Conocida por la sigla AMIA, la Asociación Mutual Israelita Argentina ocupaba un lugar central dentro de la comunidad judía de Buenos Aires. Su sede fue destruida el 18 de julio de 1994 por un atentado con explosivos que dejó 85 muertos y más de 150 heridos.
Desde entonces, la causa judicial se convirtió en uno de los expedientes más sensibles de América Latina por su impacto político, diplomático y judicial. La investigación argentina sostiene desde hace años que el ataque fue planificado por funcionarios iraníes y ejecutado por Hezbollah.
En ese marco, el juez federal Daniel Rafecas pidió a Interpol activar una alerta roja para localizar y detener a Hejazi. El objetivo es tomarle declaración indagatoria en una causa que continúa abierta, a más de tres décadas del atentado.
La pesquisa lo ubica como una figura cercana a la cúpula del poder iraní y lo vincula con el llamado Comité Vijeh. Ese organismo aparece señalado dentro del expediente como un ámbito donde se reunió inteligencia y se definió el objetivo del ataque.
Para la fiscalía, ese punto resulta clave porque conecta la fase de planificación con una estructura estatal más amplia. La incorporación de Hejazi refuerza la hipótesis de una cadena de mando que excede a los ejecutores materiales del atentado.
El avance judicial no se limitó a ese pedido de captura internacional. Rafecas también amplió y reconfiguró las imputaciones contra otros acusados iraníes y libaneses ya incluidos en la causa.
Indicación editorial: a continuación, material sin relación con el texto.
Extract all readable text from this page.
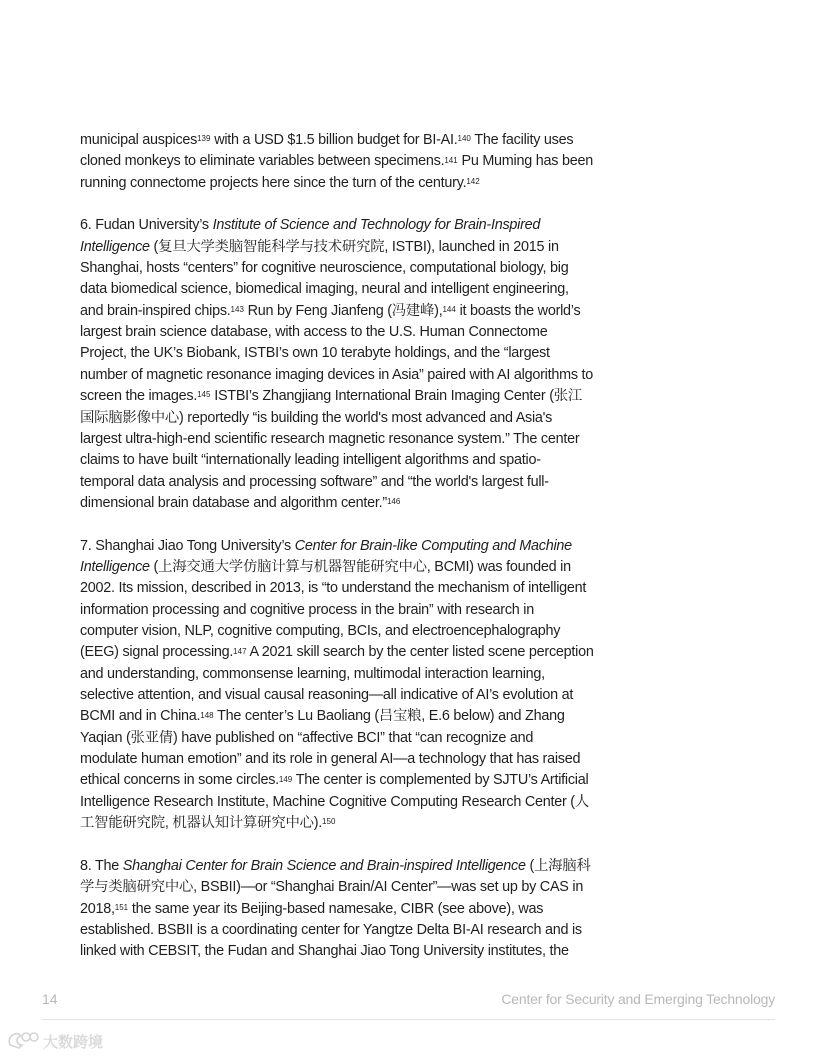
municipal auspices$^{139}$ with a USD $1.5 billion budget for BI-AI.$^{140}$ The facility uses cloned monkeys to eliminate variables between specimens.$^{141}$ Pu Muming has been running connectome projects here since the turn of the century.$^{142}$

6. Fudan University’s Institute of Science and Technology for Brain-Inspired Intelligence (复旦大学类脑智能科学与技术研究院, ISTBI), launched in 2015 in Shanghai, hosts “centers” for cognitive neuroscience, computational biology, big data biomedical science, biomedical imaging, neural and intelligent engineering, and brain-inspired chips.$^{143}$ Run by Feng Jianfeng (冯建峰),$^{144}$ it boasts the world’s largest brain science database, with access to the U.S. Human Connectome Project, the UK’s Biobank, ISTBI’s own 10 terabyte holdings, and the “largest number of magnetic resonance imaging devices in Asia” paired with AI algorithms to screen the images.$^{145}$ ISTBI’s Zhangjiang International Brain Imaging Center (张江国际脑影像中心) reportedly “is building the world's most advanced and Asia's largest ultra-high-end scientific research magnetic resonance system.” The center claims to have built “internationally leading intelligent algorithms and spatio-temporal data analysis and processing software” and “the world's largest full-dimensional brain database and algorithm center.”$^{146}$

7. Shanghai Jiao Tong University’s Center for Brain-like Computing and Machine Intelligence (上海交通大学仿脑计算与机器智能研究中心, BCMI) was founded in 2002. Its mission, described in 2013, is “to understand the mechanism of intelligent information processing and cognitive process in the brain” with research in computer vision, NLP, cognitive computing, BCIs, and electroencephalography (EEG) signal processing.$^{147}$ A 2021 skill search by the center listed scene perception and understanding, commonsense learning, multimodal interaction learning, selective attention, and visual causal reasoning—all indicative of AI’s evolution at BCMI and in China.$^{148}$ The center’s Lu Baoliang (吕宝粮, E.6 below) and Zhang Yaqian (张亚倩) have published on “affective BCI” that “can recognize and modulate human emotion” and its role in general AI—a technology that has raised ethical concerns in some circles.$^{149}$ The center is complemented by SJTU’s Artificial Intelligence Research Institute, Machine Cognitive Computing Research Center (人工智能研究院, 机器认知计算研究中心).$^{150}$

8. The Shanghai Center for Brain Science and Brain-inspired Intelligence (上海脑科学与类脑研究中心, BSBII)—or “Shanghai Brain/AI Center”—was set up by CAS in 2018,$^{151}$ the same year its Beijing-based namesake, CIBR (see above), was established. BSBII is a coordinating center for Yangtze Delta BI-AI research and is linked with CEBSIT, the Fudan and Shanghai Jiao Tong University institutes, the

14	Center for Security and Emerging Technology
大数跨境
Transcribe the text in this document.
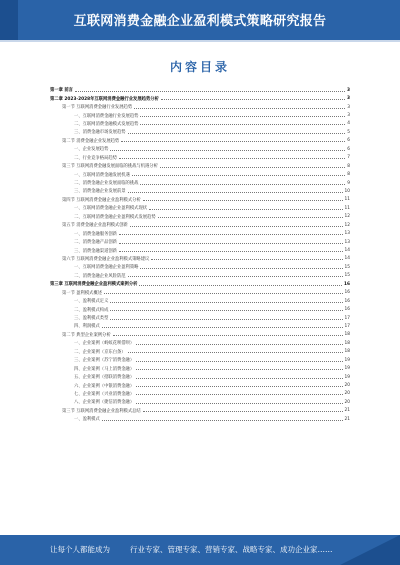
互联网消费金融企业盈利模式策略研究报告
内容目录
第一章 前言	3
第二章 2023-2028年互联网消费金融行业发展趋势分析	3
第一节 互联网消费金融行业发展趋势	3
一、互联网消费金融行业发展趋势	3
二、互联网消费金融模式发展趋势	4
三、消费金融市场发展趋势	5
第二节 消费金融企业发展趋势	6
一、企业发展趋势	6
二、行业竞争格局趋势	7
第三节 互联网消费金融发展面临的挑战与机遇分析	8
一、互联网消费金融发展机遇	8
二、消费金融企业发展面临的挑战	9
三、消费金融企业发展前景	10
第四节 互联网消费金融企业盈利模式分析	11
一、互联网消费金融企业盈利模式现状	11
二、互联网消费金融企业盈利模式发展趋势	12
第五节 消费金融企业盈利模式创新	12
一、消费金融服务创新	13
二、消费金融产品创新	13
三、消费金融渠道创新	14
第六节 互联网消费金融企业盈利模式策略建议	14
一、互联网消费金融企业盈利策略	15
二、消费金融企业风险防范	15
第三章 互联网消费金融企业盈利模式案例分析	16
第一节 盈利模式概述	16
一、盈利模式定义	16
二、盈利模式构成	16
三、盈利模式类型	17
四、利润模式	17
第二节 典型企业案例分析	18
一、企业案例（蚂蚁花呗借呗）	18
二、企业案例（京东白条）	18
三、企业案例（苏宁消费金融）	19
四、企业案例（马上消费金融）	19
五、企业案例（招联消费金融）	19
六、企业案例（中银消费金融）	20
七、企业案例（兴业消费金融）	20
八、企业案例（捷信消费金融）	20
第三节 互联网消费金融企业盈利模式总结	21
一、盈利模式	21
让每个人都能成为	行业专家、管理专家、营销专家、战略专家、成功企业家……
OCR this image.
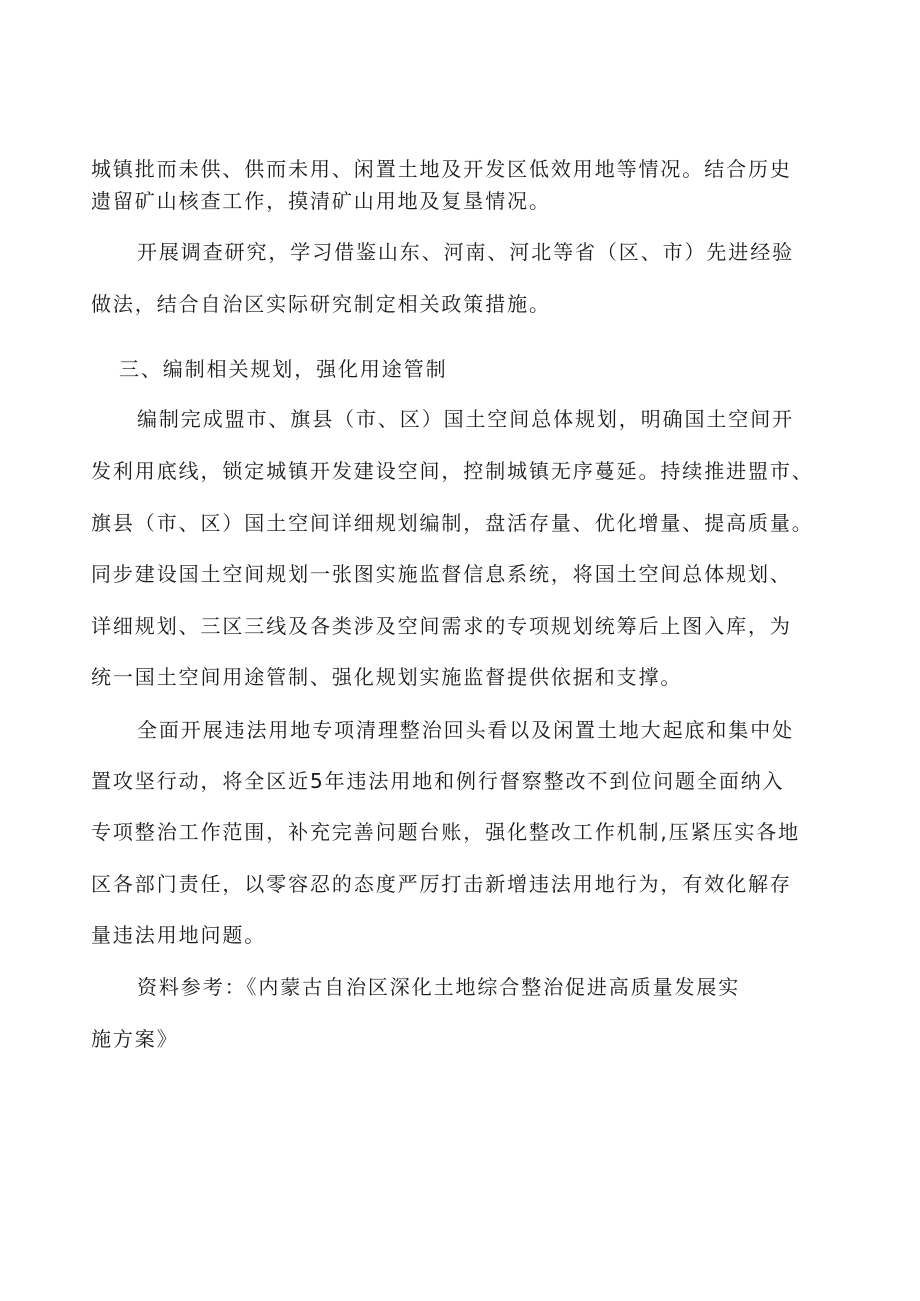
城镇批而未供、供而未用、闲置土地及开发区低效用地等情况。结合历史
遗留矿山核查工作，摸清矿山用地及复垦情况。
开展调查研究，学习借鉴山东、河南、河北等省（区、市）先进经验
做法，结合自治区实际研究制定相关政策措施。
三、编制相关规划，强化用途管制
编制完成盟市、旗县（市、区）国土空间总体规划，明确国土空间开
发利用底线，锁定城镇开发建设空间，控制城镇无序蔓延。持续推进盟市、
旗县（市、区）国土空间详细规划编制，盘活存量、优化增量、提高质量。
同步建设国土空间规划一张图实施监督信息系统，将国土空间总体规划、
详细规划、三区三线及各类涉及空间需求的专项规划统筹后上图入库，为
统一国土空间用途管制、强化规划实施监督提供依据和支撑。
全面开展违法用地专项清理整治回头看以及闲置土地大起底和集中处
置攻坚行动，将全区近5年违法用地和例行督察整改不到位问题全面纳入
专项整治工作范围，补充完善问题台账，强化整改工作机制,压紧压实各地
区各部门责任，以零容忍的态度严厉打击新增违法用地行为，有效化解存
量违法用地问题。
资料参考：《内蒙古自治区深化土地综合整治促进高质量发展实
施方案》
Entre ellos figuran Alí Fallahijan, Alí Akbar Velayati, Mohsen Rezai, Ahmad Vahidi, Hadi Soleimanpur, Mohsen Rabbani, Ahmad Reza Asghari y Salman Raouf Salman.
La nueva formulación no agrega hechos distintos a los ya incorporados en el expediente. En cambio, reorganiza la acusación sobre la base de elementos previos y suma un análisis específico sobre la integración de Hezbollah como asociación ilícita.
Esa línea tomó fuerza luego del planteo de la UFI-AMIA sobre la creación de Hezbollah por parte de Irán entre fines de los setenta y comienzos de los ochenta. Bajo esa hipótesis, la organización no solo habría participado en atentados, sino que su propia conformación constituiría un delito autónomo.
Dicho cambio podría influir en la gravedad de las acusaciones que enfrenten los imputados en una eventual instancia de juicio. De todos modos, el juez todavía no resolvió los procesamientos pedidos por la fiscalía contra diez acusados ya señalados en la causa.
Esa definición estará pendiente hasta que la Cámara Federal de Casación Penal resuelva la constitucionalidad de la Ley de Juicio en Ausencia. Esa norma es relevante porque podría permitir que el proceso avance aunque los acusados no comparezcan ante la Justicia argentina.